Landscape
There, far below, is the knobbly backbone of England, the Pennine Range…for you are descending , somewhere about the middle of the range, where the high moorland thrusts itself between the woollen mills of Yorkshire and the cotton mills of Lancashire. Great winds blow over miles and miles of ling and bog…and the curlews still go crying in that empty air as they did before the Romans came…
J.B. Priestley The Good Companions (1929)

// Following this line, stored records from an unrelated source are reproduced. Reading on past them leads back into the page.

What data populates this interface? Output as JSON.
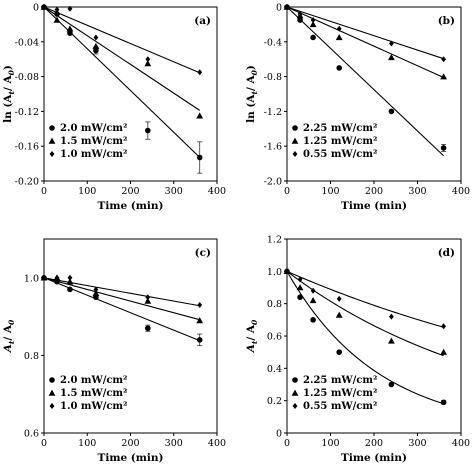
{
  "chart_data": [
    {
      "type": "scatter",
      "panel_label": "(a)",
      "xlabel": "Time (min)",
      "ylabel_main": "ln (A",
      "ylabel_sub1": "t",
      "ylabel_mid": "/ A",
      "ylabel_sub2": "0",
      "ylabel_end": ")",
      "xlim": [
        0,
        400
      ],
      "ylim": [
        -0.2,
        0
      ],
      "xticks": [
        0,
        100,
        200,
        300,
        400
      ],
      "yticks": [
        0,
        -0.04,
        -0.08,
        -0.12,
        -0.16,
        -0.2
      ],
      "xtick_labels": [
        "0",
        "100",
        "200",
        "300",
        "400"
      ],
      "ytick_labels": [
        "0",
        "-0.04",
        "-0.08",
        "-0.12",
        "-0.16",
        "-0.20"
      ],
      "legend_position": "bottom-left",
      "fit": "linear",
      "series": [
        {
          "name": "2.0 mW/cm²",
          "marker": "circle",
          "x": [
            0,
            30,
            60,
            120,
            240,
            360
          ],
          "y": [
            0,
            -0.008,
            -0.03,
            -0.05,
            -0.142,
            -0.173
          ],
          "err": [
            0,
            0,
            0,
            0.004,
            0.01,
            0.018
          ],
          "slope": -0.00048
        },
        {
          "name": "1.5 mW/cm²",
          "marker": "triangle",
          "x": [
            0,
            30,
            60,
            120,
            240,
            360
          ],
          "y": [
            0,
            -0.015,
            -0.025,
            -0.045,
            -0.065,
            -0.125
          ],
          "err": [
            0,
            0,
            0,
            0,
            0,
            0
          ],
          "slope": -0.00033
        },
        {
          "name": "1.0 mW/cm²",
          "marker": "diamond",
          "x": [
            0,
            30,
            60,
            120,
            240,
            360
          ],
          "y": [
            0,
            -0.003,
            -0.002,
            -0.035,
            -0.06,
            -0.075
          ],
          "err": [
            0,
            0,
            0,
            0,
            0,
            0
          ],
          "slope": -0.00021
        }
      ]
    },
    {
      "type": "scatter",
      "panel_label": "(b)",
      "xlabel": "Time (min)",
      "ylabel_main": "ln (A",
      "ylabel_sub1": "t",
      "ylabel_mid": "/ A",
      "ylabel_sub2": "0",
      "ylabel_end": ")",
      "xlim": [
        0,
        400
      ],
      "ylim": [
        -2.0,
        0
      ],
      "xticks": [
        0,
        100,
        200,
        300,
        400
      ],
      "yticks": [
        0,
        -0.4,
        -0.8,
        -1.2,
        -1.6,
        -2.0
      ],
      "xtick_labels": [
        "0",
        "100",
        "200",
        "300",
        "400"
      ],
      "ytick_labels": [
        "0",
        "-0.4",
        "-0.8",
        "-1.2",
        "-1.6",
        "-2.0"
      ],
      "legend_position": "bottom-left",
      "fit": "linear",
      "series": [
        {
          "name": "2.25 mW/cm²",
          "marker": "circle",
          "x": [
            0,
            30,
            60,
            120,
            240,
            360
          ],
          "y": [
            0,
            -0.15,
            -0.35,
            -0.7,
            -1.2,
            -1.62
          ],
          "err": [
            0,
            0,
            0,
            0,
            0,
            0.04
          ],
          "slope": -0.00475
        },
        {
          "name": "1.25 mW/cm²",
          "marker": "triangle",
          "x": [
            0,
            30,
            60,
            120,
            240,
            360
          ],
          "y": [
            0,
            -0.1,
            -0.2,
            -0.35,
            -0.58,
            -0.8
          ],
          "err": [
            0,
            0,
            0,
            0,
            0,
            0
          ],
          "slope": -0.00225
        },
        {
          "name": "0.55 mW/cm²",
          "marker": "diamond",
          "x": [
            0,
            30,
            60,
            120,
            240,
            360
          ],
          "y": [
            0,
            -0.08,
            -0.15,
            -0.25,
            -0.42,
            -0.6
          ],
          "err": [
            0,
            0,
            0,
            0,
            0,
            0
          ],
          "slope": -0.00165
        }
      ]
    },
    {
      "type": "scatter",
      "panel_label": "(c)",
      "xlabel": "Time (min)",
      "ylabel_main": "A",
      "ylabel_sub1": "t",
      "ylabel_mid": "/ A",
      "ylabel_sub2": "0",
      "ylabel_end": "",
      "xlim": [
        0,
        400
      ],
      "ylim": [
        0.6,
        1.1
      ],
      "xticks": [
        0,
        100,
        200,
        300,
        400
      ],
      "yticks": [
        0.6,
        0.8,
        1.0
      ],
      "xtick_labels": [
        "0",
        "100",
        "200",
        "300",
        "400"
      ],
      "ytick_labels": [
        "0.6",
        "0.8",
        "1.0"
      ],
      "legend_position": "bottom-left",
      "fit": "linear",
      "series": [
        {
          "name": "2.0 mW/cm²",
          "marker": "circle",
          "x": [
            0,
            30,
            60,
            120,
            240,
            360
          ],
          "y": [
            1.0,
            0.99,
            0.97,
            0.95,
            0.87,
            0.84
          ],
          "err": [
            0,
            0,
            0,
            0,
            0.008,
            0.015
          ],
          "fit_start": 1.0,
          "slope": -0.00045
        },
        {
          "name": "1.5 mW/cm²",
          "marker": "triangle",
          "x": [
            0,
            30,
            60,
            120,
            240,
            360
          ],
          "y": [
            1.0,
            1.0,
            0.99,
            0.96,
            0.94,
            0.89
          ],
          "err": [
            0,
            0,
            0,
            0,
            0,
            0
          ],
          "fit_start": 1.0,
          "slope": -0.0003
        },
        {
          "name": "1.0 mW/cm²",
          "marker": "diamond",
          "x": [
            0,
            30,
            60,
            120,
            240,
            360
          ],
          "y": [
            1.0,
            1.0,
            1.0,
            0.97,
            0.95,
            0.93
          ],
          "err": [
            0,
            0,
            0,
            0,
            0,
            0
          ],
          "fit_start": 1.0,
          "slope": -0.0002
        }
      ]
    },
    {
      "type": "scatter",
      "panel_label": "(d)",
      "xlabel": "Time (min)",
      "ylabel_main": "A",
      "ylabel_sub1": "t",
      "ylabel_mid": "/ A",
      "ylabel_sub2": "0",
      "ylabel_end": "",
      "xlim": [
        0,
        400
      ],
      "ylim": [
        0,
        1.2
      ],
      "xticks": [
        0,
        100,
        200,
        300,
        400
      ],
      "yticks": [
        0,
        0.2,
        0.4,
        0.6,
        0.8,
        1.0,
        1.2
      ],
      "xtick_labels": [
        "0",
        "100",
        "200",
        "300",
        "400"
      ],
      "ytick_labels": [
        "0",
        "0.2",
        "0.4",
        "0.6",
        "0.8",
        "1.0",
        "1.2"
      ],
      "legend_position": "bottom-left",
      "fit": "exponential",
      "series": [
        {
          "name": "2.25 mW/cm²",
          "marker": "circle",
          "x": [
            0,
            30,
            60,
            120,
            240,
            360
          ],
          "y": [
            1.0,
            0.84,
            0.7,
            0.5,
            0.3,
            0.19
          ],
          "err": [
            0,
            0,
            0,
            0,
            0,
            0.01
          ],
          "rate": 0.00475
        },
        {
          "name": "1.25 mW/cm²",
          "marker": "triangle",
          "x": [
            0,
            30,
            60,
            120,
            240,
            360
          ],
          "y": [
            1.0,
            0.9,
            0.82,
            0.73,
            0.57,
            0.5
          ],
          "err": [
            0,
            0,
            0,
            0,
            0,
            0
          ],
          "rate": 0.00205
        },
        {
          "name": "0.55 mW/cm²",
          "marker": "diamond",
          "x": [
            0,
            30,
            60,
            120,
            240,
            360
          ],
          "y": [
            1.0,
            0.95,
            0.88,
            0.83,
            0.72,
            0.66
          ],
          "err": [
            0,
            0,
            0,
            0,
            0,
            0
          ],
          "rate": 0.00118
        }
      ]
    }
  ]
}
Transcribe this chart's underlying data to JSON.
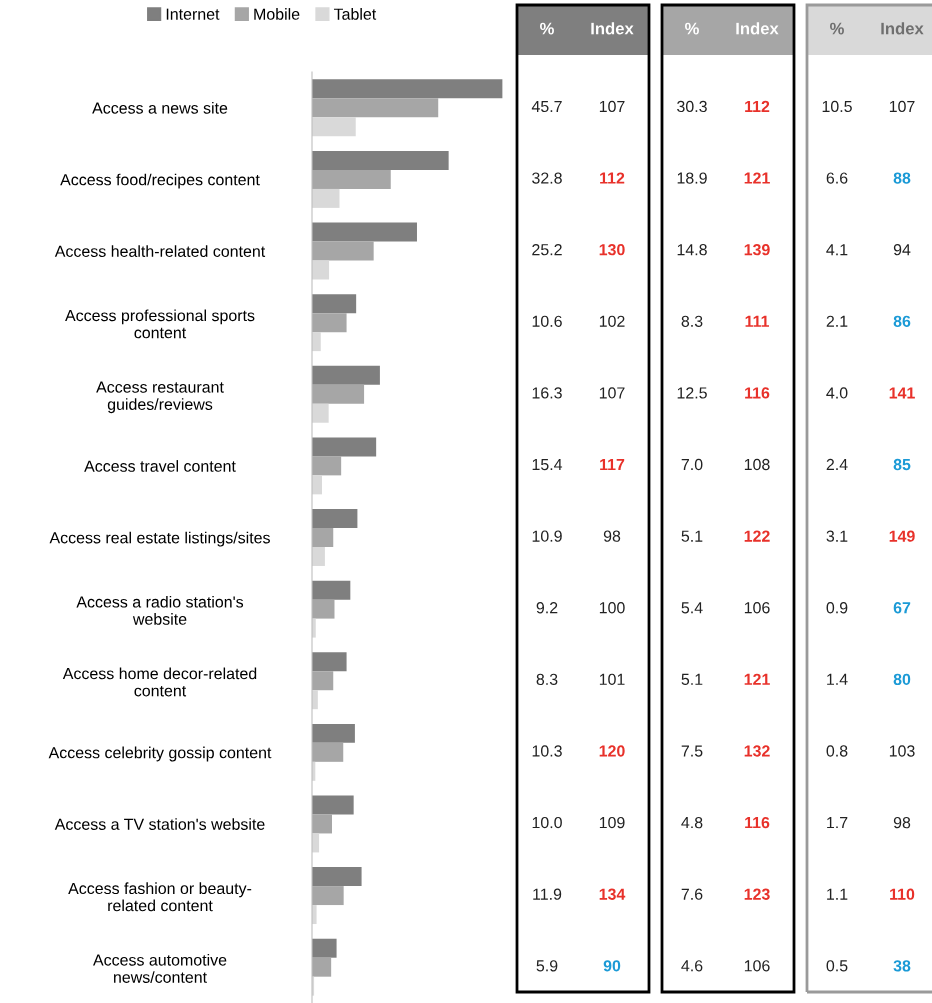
{
  "chart_data": {
    "type": "bar",
    "orientation": "horizontal",
    "legend": "top",
    "grid": false,
    "categories": [
      "Access a news site",
      "Access food/recipes content",
      "Access health-related content",
      "Access professional sports\ncontent",
      "Access restaurant\nguides/reviews",
      "Access travel content",
      "Access real estate listings/sites",
      "Access a radio station's\nwebsite",
      "Access home decor-related\ncontent",
      "Access celebrity gossip content",
      "Access a TV station's website",
      "Access fashion or beauty-\nrelated content",
      "Access automotive\nnews/content"
    ],
    "series": [
      {
        "name": "Internet",
        "color": "#7f7f7f",
        "values": [
          45.7,
          32.8,
          25.2,
          10.6,
          16.3,
          15.4,
          10.9,
          9.2,
          8.3,
          10.3,
          10.0,
          11.9,
          5.9
        ],
        "value_labels": [
          "45.7",
          "32.8",
          "25.2",
          "10.6",
          "16.3",
          "15.4",
          "10.9",
          "9.2",
          "8.3",
          "10.3",
          "10.0",
          "11.9",
          "5.9"
        ]
      },
      {
        "name": "Mobile",
        "color": "#a6a6a6",
        "values": [
          30.3,
          18.9,
          14.8,
          8.3,
          12.5,
          7.0,
          5.1,
          5.4,
          5.1,
          7.5,
          4.8,
          7.6,
          4.6
        ],
        "value_labels": [
          "30.3",
          "18.9",
          "14.8",
          "8.3",
          "12.5",
          "7.0",
          "5.1",
          "5.4",
          "5.1",
          "7.5",
          "4.8",
          "7.6",
          "4.6"
        ]
      },
      {
        "name": "Tablet",
        "color": "#d9d9d9",
        "values": [
          10.5,
          6.6,
          4.1,
          2.1,
          4.0,
          2.4,
          3.1,
          0.9,
          1.4,
          0.8,
          1.7,
          1.1,
          0.5
        ],
        "value_labels": [
          "10.5",
          "6.6",
          "4.1",
          "2.1",
          "4.0",
          "2.4",
          "3.1",
          "0.9",
          "1.4",
          "0.8",
          "1.7",
          "1.1",
          "0.5"
        ]
      }
    ],
    "annotations": [
      "%",
      "Index",
      "%",
      "Index",
      "%",
      "Index",
      "107",
      "112",
      "130",
      "102",
      "107",
      "117",
      "98",
      "100",
      "101",
      "120",
      "109",
      "134",
      "90",
      "112",
      "121",
      "139",
      "111",
      "116",
      "108",
      "122",
      "106",
      "121",
      "132",
      "116",
      "123",
      "106",
      "107",
      "88",
      "94",
      "86",
      "141",
      "85",
      "149",
      "67",
      "80",
      "103",
      "98",
      "110",
      "38"
    ]
  }
}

In his landscape works, Richard went far beyond more literal, topographical translations by using his prodigious memory to select what were for him the most visually charged elements of their composition: his combination of implausible viewpoints and perspectives and of heightened light and shade produced paintings of great drama and power. His subjects range from the dark sandstone and millstone grit of West Yorkshire, to the pale limestone of the Dales, capturing the county’s flat light and its drab hues, and celebrating its magnificent rock formations and wild moorland.
Early Watercolours
Richard’s bond with Yorkshire’s landscape can be dated from the moment the family left industrial Bradford for Ilkley in Wharfedale, some thirteen miles away, to better manage his mother’s tuberculosis. Aged 19, he was in his first year at Bradford School of Art & Design. A group of watercolours made in 1922, document his delight in discovering the moors around his new home, and the revelation of Turner, following a visit to see the large collection at Farnley Hall, Otley:
Turner became my hero … and I bought an old bicycle and explored Wharfedale, trying in many cases to locate the exact spot where he must have sat.
RE
Quarries and the Bronze Age Moor
Richard responded enthusiastically to the rocks and quarries surrounding his new Ilkley home, attracted by their blocky contours, their extremes of light and shade and intrigued by their antiquity. Quarries would be a subject that he would seek out when living in other parts of the country too. Recalling winter on Ilkley moor he wrote:
The colour of the rocks above our house assumed a richness undreamt of, the oranges and greens and deep purple under brilliant white with incredible blue shadows had to be painted.
RE
Gordale Scar and Malham Cove
Amongst many subsequent trips back to Yorkshire, a stay at Gordale in 1949 yielded drawings and notes for some fine landscapes. This magnificent canyon, hidden beneath craggy limestone cliffs where Gordale Beck gushes through a ravine, was the subject of two paintings. Richard describes the ascent up the slippery limestone…with footholds almost negligible …to the heart of Gordale Scar. When pondering how to capture Malham Cove – four miles or so from Gordale Scar, Richard’s diary again captures his meticulous approach to understanding his subject:
Spent all day wondering over the top of Malham Cove making notes of the construction and wondering how to paint it…..had the most frightening sensation of being sucked in, and retreated at once.
RE
Drystone Walls
Richard’s fascination with the way the bony structures of Yorkshire’s drystone walls make distinctive patterns across its moors and pastures can be seen in a group of smaller scale works – subjects in their own right - made during the 1970s and ‘80s. Some show the silver grey limestone of North Yorkshire and the Dales, others the gritty sandstone of West Yorkshire and lower Wharfedale.